In Minnesota, the “parent and child relationship” is “the legal relationship existing between a child and the child’s biological or adoptive parents incident to which the law confers or imposes rights, privileges, duties, and obligations.” Minn. Stat. § 257.52 (2002). “The guiding principle [of the parentage act] is that the best interests of the child are paramount.” Wilson v. Speer, 499 N.W.2d 850, 852 (Minn. App. 1993), review granted (Minn. July 19, 1993), appeal dismissed (Minn. Aug. 16, 1993). In Michael H. v. Gerald D., 491 U.S. 110, 119-120, 109 S. Ct. 2333, 2340 (1989), the court stated that a determination of parentage made pursuant to a state parentage act reflects
a substantive rule of law based upon a determination by the Legislature as a matter of overriding social policy, that given a certain relationship between the husband and wife, the husband is to be held responsible for the child, and that the integrity of the family unit should not be impugned.

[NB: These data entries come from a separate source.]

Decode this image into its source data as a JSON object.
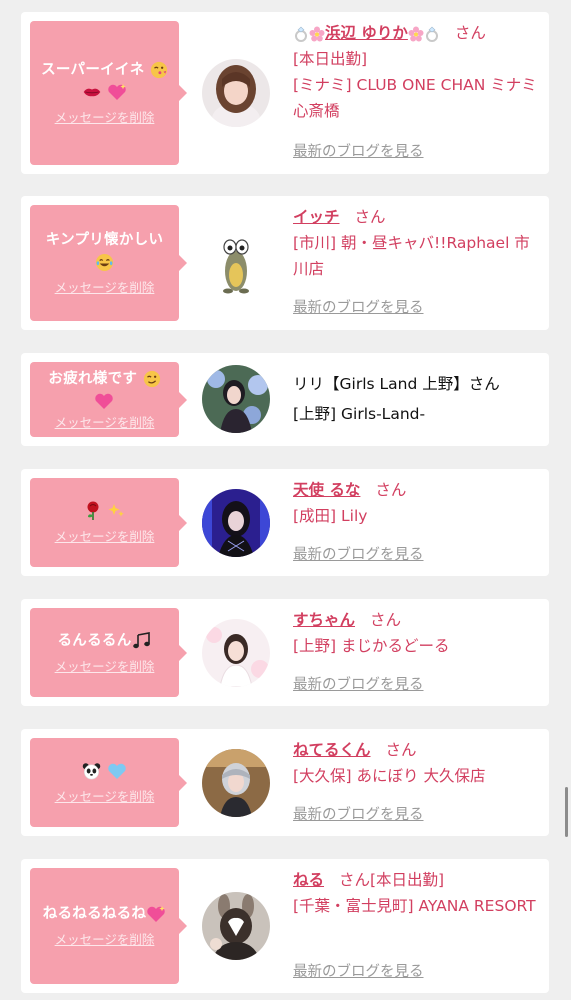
{
  "delete_label": "メッセージを削除",
  "blog_label": "最新のブログを見る",
  "san": "さん",
  "cards": [
    {
      "message": "スーパーイイネ",
      "message_icons": [
        "wink-kiss-emoji",
        "lips-emoji",
        "sparkling-heart-emoji"
      ],
      "name": "浜辺 ゆりか",
      "name_icons": [
        "ring-emoji",
        "cherry-blossom-emoji"
      ],
      "status": "[本日出勤]",
      "shop": "[ミナミ] CLUB ONE CHAN ミナミ 心斎橋"
    },
    {
      "message": "キンプリ懐かしい",
      "message_icons": [
        "tears-of-joy-emoji"
      ],
      "name": "イッチ",
      "shop": "[市川] 朝・昼キャバ!!Raphael 市川店"
    },
    {
      "message": "お疲れ様です",
      "message_icons": [
        "wink-emoji",
        "pink-heart-emoji"
      ],
      "name": "リリ【Girls Land 上野】",
      "shop": "[上野] Girls-Land-"
    },
    {
      "message": "",
      "message_icons": [
        "rose-emoji",
        "sparkles-emoji"
      ],
      "name": "天使 るな",
      "shop": "[成田] Lily"
    },
    {
      "message": "るんるるん",
      "message_icons": [
        "music-notes-emoji"
      ],
      "name": "すちゃん",
      "shop": "[上野] まじかるどーる"
    },
    {
      "message": "",
      "message_icons": [
        "panda-emoji",
        "light-blue-heart-emoji"
      ],
      "name": "ねてるくん",
      "shop": "[大久保] あにぼり 大久保店"
    },
    {
      "message": "ねるねるねるね",
      "message_icons": [
        "sparkling-heart-emoji"
      ],
      "name": "ねる",
      "status": "[本日出勤]",
      "shop": "[千葉・富士見町] AYANA RESORT"
    }
  ],
  "colors": {
    "bubble": "#f6a0ad",
    "accent": "#d23f60",
    "link_gray": "#9a9a9a",
    "background": "#efefef"
  }
}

(Quotation omitted.) Given the clear statements of policy expressed by the parentage act, we cannot conclude that the legislative intent embodied in that act would be furthered were we to permit third-party challenges to prior adjudications of paternity.

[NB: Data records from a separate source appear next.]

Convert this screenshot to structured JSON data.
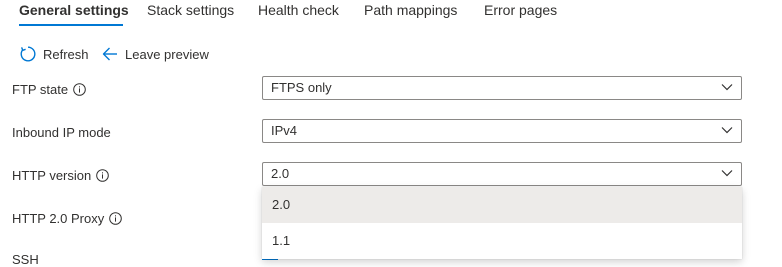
{
  "tabs": [
    {
      "label": "General settings",
      "active": true
    },
    {
      "label": "Stack settings",
      "active": false
    },
    {
      "label": "Health check",
      "active": false
    },
    {
      "label": "Path mappings",
      "active": false
    },
    {
      "label": "Error pages",
      "active": false
    }
  ],
  "toolbar": {
    "refresh_label": "Refresh",
    "leave_preview_label": "Leave preview"
  },
  "fields": {
    "ftp_state": {
      "label": "FTP state",
      "value": "FTPS only"
    },
    "inbound_ip": {
      "label": "Inbound IP mode",
      "value": "IPv4"
    },
    "http_version": {
      "label": "HTTP version",
      "value": "2.0"
    },
    "http2_proxy": {
      "label": "HTTP 2.0 Proxy"
    },
    "ssh": {
      "label": "SSH"
    }
  },
  "http_version_options": [
    {
      "label": "2.0",
      "selected": true
    },
    {
      "label": "1.1",
      "selected": false
    }
  ],
  "colors": {
    "accent": "#0078d4",
    "text": "#323130",
    "border": "#8a8886",
    "selected_option_bg": "#edebe9"
  },
  "icons": {
    "refresh": "refresh-icon",
    "leave_preview": "arrow-left-icon",
    "info": "info-icon",
    "dropdown": "chevron-down-icon"
  }
}
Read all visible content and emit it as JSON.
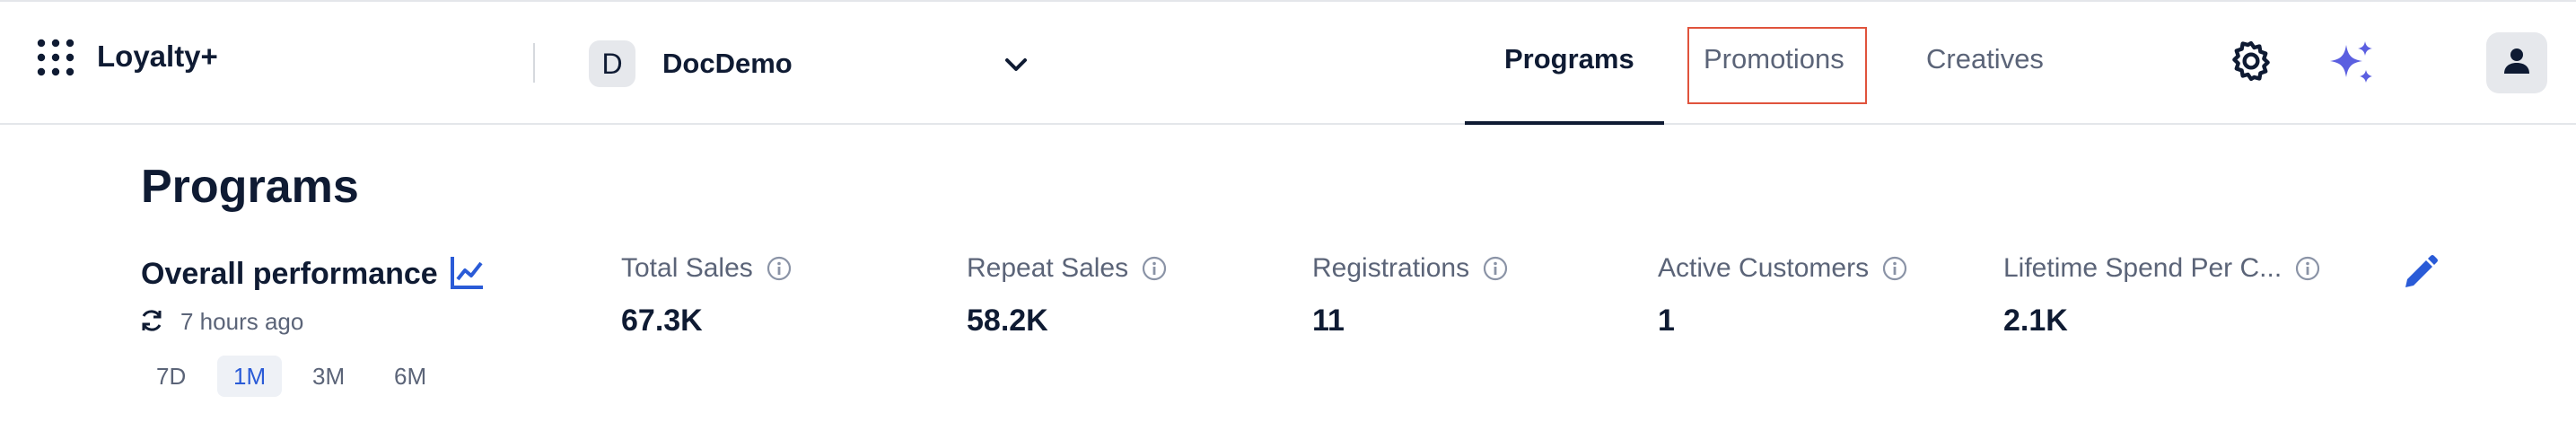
{
  "header": {
    "app_title": "Loyalty+",
    "tenant": {
      "initial": "D",
      "name": "DocDemo"
    },
    "tabs": [
      {
        "label": "Programs",
        "active": true
      },
      {
        "label": "Promotions",
        "active": false
      },
      {
        "label": "Creatives",
        "active": false
      }
    ],
    "icons": [
      "apps-grid-icon",
      "chevron-down-icon",
      "gear-icon",
      "sparkle-icon",
      "user-icon"
    ],
    "accent_color": "#2a5bd7",
    "highlight_color": "#e0533c"
  },
  "page": {
    "title": "Programs",
    "performance": {
      "title": "Overall performance",
      "updated": "7 hours ago",
      "ranges": [
        {
          "label": "7D",
          "active": false
        },
        {
          "label": "1M",
          "active": true
        },
        {
          "label": "3M",
          "active": false
        },
        {
          "label": "6M",
          "active": false
        }
      ]
    },
    "metrics": [
      {
        "label": "Total Sales",
        "value": "67.3K"
      },
      {
        "label": "Repeat Sales",
        "value": "58.2K"
      },
      {
        "label": "Registrations",
        "value": "11"
      },
      {
        "label": "Active Customers",
        "value": "1"
      },
      {
        "label": "Lifetime Spend Per C...",
        "value": "2.1K"
      }
    ]
  }
}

Other courts have reached the same conclusion after applying state parentage acts to facts similar to those before us. In In re Trust Created by Agreement Dated Dec. 20, 1961, 765 A.2d 746 (N.J. 2001), certain trust beneficiaries filed a challenge to a beneficiary’s parentage and thus her status as a beneficiary of the trust. Id. at 751. The court held that the New Jersey Parentage Act, the applicable terms of which are substantively similar to those before us, foreclosed the beneficiaries’ third-party attack on a beneficiary’s parentage adjudicated on the basis of an acknowledgement of paternity in a divorce action; the beneficiaries thus could not collaterally attack the parentage in an attempt to exclude the beneficiary. Id. at 755. The court specifically found that the term “issue,” the same term used in the subject trusts before us, includes children whose paternity has been established under the state parentage act. Id. at 757.

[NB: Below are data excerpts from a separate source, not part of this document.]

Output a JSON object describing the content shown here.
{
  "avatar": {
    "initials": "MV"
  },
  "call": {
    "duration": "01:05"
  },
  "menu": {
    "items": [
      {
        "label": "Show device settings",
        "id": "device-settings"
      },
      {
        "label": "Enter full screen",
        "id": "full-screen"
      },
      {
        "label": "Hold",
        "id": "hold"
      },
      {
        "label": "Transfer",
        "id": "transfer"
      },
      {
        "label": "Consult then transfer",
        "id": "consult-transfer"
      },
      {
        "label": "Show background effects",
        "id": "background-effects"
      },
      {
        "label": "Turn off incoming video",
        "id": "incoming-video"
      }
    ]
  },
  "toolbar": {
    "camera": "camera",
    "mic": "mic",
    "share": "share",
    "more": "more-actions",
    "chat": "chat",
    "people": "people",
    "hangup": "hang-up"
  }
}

Both the Minnesota and Florida parentage acts provide limited opportunity for certain specified individuals to challenge a determination of paternity previously adjudicated in a divorce proceeding. Although Minn. Stat. § 501B.16 authorizes respondent trustees to request a clarification of the trust language, that law does not authorize respondents to circumvent the standing and timeliness requirements of the applicable parentage acts in order to mount a collateral attack on the younger children’s paternity. Because we conclude that Minn. Stat. § 501B.16 does not authorize the trustees’ action, we do not address the alternative grounds for dismissal or the other issues raised by the parties.
Minn. Stat. § 501B.16 (2002) does not authorize trustees to collaterally attack a beneficiary’s previously adjudicated parentage where no applicable parentage law authorizes third parties to seek a declaration disestablishing parentage under the guise of a trust-clarification action. The district court therefore erred in permitting respondent trustees to challenge the younger children’s paternity and in declaring that the younger children are not the biological issue of JHM. We therefore reverse the district court’s decision and order that summary judgment be entered in favor of appellants.